Model-Harness-Task fit!
it’s clear that RL post-training produces a model-harness fit via tool shapes and prompting as models are trained with the harness in the loop. Mentioned this in a previous LangChain blog, Cursor also has good content on this
But there’s probably less talk on the importance experimentation of Harness-Task fit. Practically this includes choices like domain specific prompting (ex: verification coding tasks) or omission of confusing context that doesn’t apply to the current task
Claude Code’s harness has TONS of instructions because they’re forced to serve a very general persona of user who could ask for…anything basically. But there’s a large benefit of using a laser focused set of context and tools relevant to the narrow task at hand without all the other junk
This is the Harness-Task fit
Every component of a harness exists to elicit some behavior from the model. If these components are tuned to the task, then the model benefits.
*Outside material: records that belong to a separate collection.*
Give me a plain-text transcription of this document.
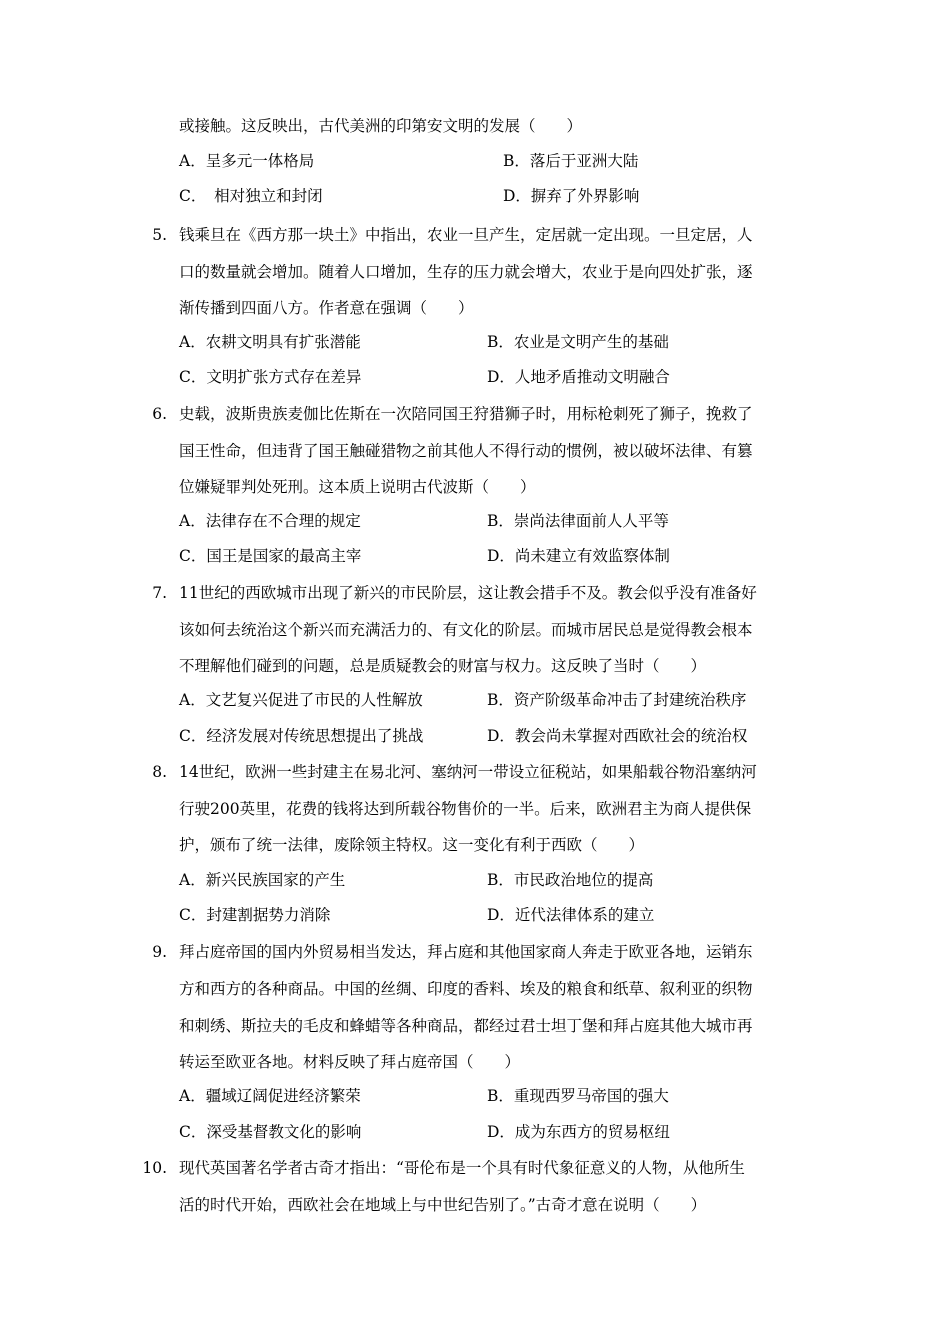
或接触。这反映出，古代美洲的印第安文明的发展（　　）
A．呈多元一体格局	B．落后于亚洲大陆
C．　相对独立和封闭	D．摒弃了外界影响
5. 钱乘旦在《西方那一块土》中指出，农业一旦产生，定居就一定出现。一旦定居，人
口的数量就会增加。随着人口增加，生存的压力就会增大，农业于是向四处扩张，逐
渐传播到四面八方。作者意在强调（　　）
A．农耕文明具有扩张潜能	B．农业是文明产生的基础
C．文明扩张方式存在差异	D．人地矛盾推动文明融合
6. 史载，波斯贵族麦伽比佐斯在一次陪同国王狩猎狮子时，用标枪刺死了狮子，挽救了
国王性命，但违背了国王触碰猎物之前其他人不得行动的惯例，被以破坏法律、有篡
位嫌疑罪判处死刑。这本质上说明古代波斯（　　）
A．法律存在不合理的规定	B．崇尚法律面前人人平等
C．国王是国家的最高主宰	D．尚未建立有效监察体制
7. 11世纪的西欧城市出现了新兴的市民阶层，这让教会措手不及。教会似乎没有准备好
该如何去统治这个新兴而充满活力的、有文化的阶层。而城市居民总是觉得教会根本
不理解他们碰到的问题，总是质疑教会的财富与权力。这反映了当时（　　）
A．文艺复兴促进了市民的人性解放	B．资产阶级革命冲击了封建统治秩序
C．经济发展对传统思想提出了挑战	D．教会尚未掌握对西欧社会的统治权
8. 14世纪，欧洲一些封建主在易北河、塞纳河一带设立征税站，如果船载谷物沿塞纳河
行驶200英里，花费的钱将达到所载谷物售价的一半。后来，欧洲君主为商人提供保
护，颁布了统一法律，废除领主特权。这一变化有利于西欧（　　）
A．新兴民族国家的产生	B．市民政治地位的提高
C．封建割据势力消除	D．近代法律体系的建立
9. 拜占庭帝国的国内外贸易相当发达，拜占庭和其他国家商人奔走于欧亚各地，运销东
方和西方的各种商品。中国的丝绸、印度的香料、埃及的粮食和纸草、叙利亚的织物
和刺绣、斯拉夫的毛皮和蜂蜡等各种商品，都经过君士坦丁堡和拜占庭其他大城市再
转运至欧亚各地。材料反映了拜占庭帝国（　　）
A．疆域辽阔促进经济繁荣	B．重现西罗马帝国的强大
C．深受基督教文化的影响	D．成为东西方的贸易枢纽
10. 现代英国著名学者古奇才指出：“哥伦布是一个具有时代象征意义的人物，从他所生
活的时代开始，西欧社会在地域上与中世纪告别了。”古奇才意在说明（　　）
If they’re a mix of noise and good content, the model may be fine but it may get confused
This is why the best vertical AI teams in the world build very bespoke harnesses and evals for their agents
Task-Harness fit helps you rock at the exact thing your customers care about and is why builders can outperform natively post-trained harnesses
Question for harness heads: how is it possible that another harness helps a model more than the one it was RL’d against on a top-priority capability?
Not a dunk, I just find this really really surprising !!